Next upcoming IPO is Navan (formerly TripActions), an all-in-one corporate travel and expense management platform headquartered in Palo Alto, California. It offers a fully integrated solution for businesses, combining travel booking, corporate-issued payment cards, automated expense reporting, and analytics.
Let’s take a look to see how the potential returns look for investors and employees. Please note that we will be using the estimated opening day IPO price of $25 for this analysis, based on the range given by news reports. Most employees/investors will have a 6-month lockup period, so their actual returns may vary depending on how the market views the company. These are certainly only preliminary numbers, as we’ve learned from Circle, Coreweave and Figma, a lot can happen in the lockup period.
Below is a graph of Navan’s preferred and common stock pricing over time taken from the S1 they filed. Please note that we only include rounds and data point priced from 2018 onwards.

Preferred Stock: How did the Investors do?

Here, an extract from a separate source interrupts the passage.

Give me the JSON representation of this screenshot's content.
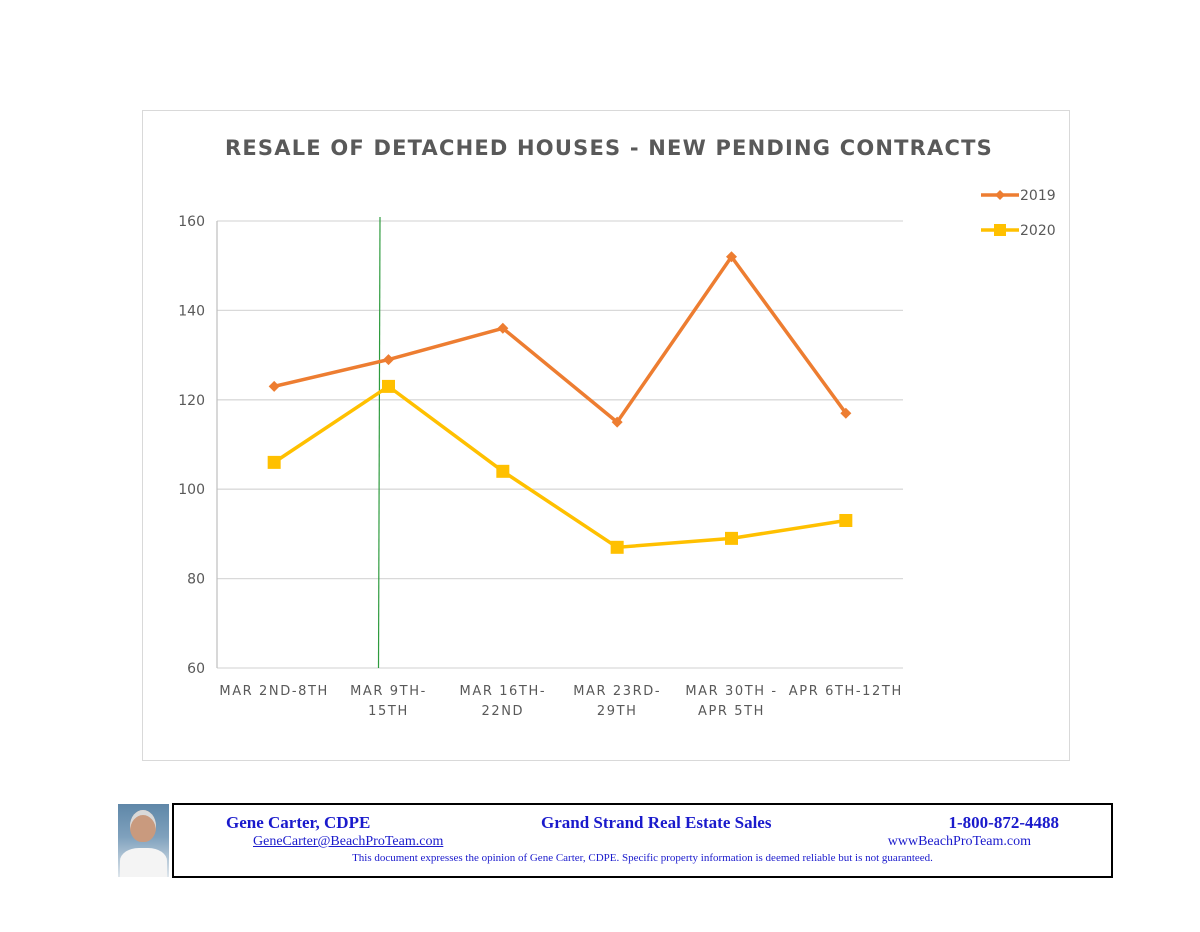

Series Seed (101.26x, Apr 2015), Series A (50.02x, Feb 2016), Series A-1 (42.71x, Apr 2017), Series B (13.40x, Feb 2018) no surprise, all these early investors did amazing. If you invest early you have higher risk, but also higher returns. Even the Series B investors smoked the S&P which had a 2.49x return simultaneously.
Series C, C-1 (3.47x, Oct 2018), Very solid returns for these investors and I’m sure they’re pretty happy about it. They’re handedly beating the S&P which had a 2.59x within that time.
Series D (1.12x), not the best returns here, these investors are barely getting their money back after a 5-year hold period and got beaten by the S&P, which had a 2.36x return.
Series E (0.96x), Series F (0.77x),Series G, G-1 (0.67x), all these later stage investors are losing money, it’s a tough one here. All these investors are regretting this one, they lost to the S&P by a wide margin as well, which had returned more than 1.5x compared to the Series, E, F, G & G-1.
Common Stock: How did the Employees do?
Employees time! Below are the strike prices (the price employees pay to exercise their options) we could find at certain dates according to the S1. We also put the company size (Emp #) at each strike price date so you can get a feel for how many people were getting each strike price. This also includes the cost to exercise 1,000 shares, and what those shares are worth today. All exercise costs assume $0 in taxes, which is unfortunately rarely the case, but this allows us to compare these gross amounts apples to apples - as if they are being exercised and sold today. Typically, there will be either short or long-term capital gains associated with the sale (on top of AMT or income tax at the time of exercise). Read this page for more on stock option taxes.

The takeaway from the graph above is that most employees did solid, but not incredible. Of course, some of the earlier employees did awesome, even those who started in 2020 got a 5.83x. However, it looks like a majority of the company appears to have started within the last three years, and they are getting a 1.54x at best, which is not a terrible return. But if you’re an employee at a startup company you are probably hoping for a little better than that.
Another interesting note here is that many employees had a repricing of their grants. Originally the grant prices in 2022 were priced at $20.73, but the company ended up repricing them to $16.26. This type of repricing typically only happens to common stock and is a good tool under the company’s belt they can use to incentive and boost employee morale. This type of repricing is very employee friendly, and not something the company is required to do.
A couple key takeaways:
1. It's incredibly impressive that Navan navigated their path to an IPO. As a travel company, they must have watched their revenue vanish overnight when the COVID-19 pandemic halted global travel. Surviving that existential crisis, a near-total cessation of business, and not only recovering but ultimately achieving a multibillion-dollar IPO is a powerful testament to their resilience and leadership.
2. Even though it is impressive that this company made it to an IPO, this is not the strongest exit. The Series E through G investors are all losing money, that’s a lot of VC rounds to not return capital for an IPO. We’ve seen this with many IPOs now, those who invested at peak valuations in 2021 and 2022 are having a difficult time.
3. While many employees still saw solid returns, they were significantly shielded from the high-risk, peak valuations of 2021 and 2022. This was because their equity grants were repriced lower. Crucially, this benefit was in addition to the already significant discounts they received compared to the prices investors were paying during the same period.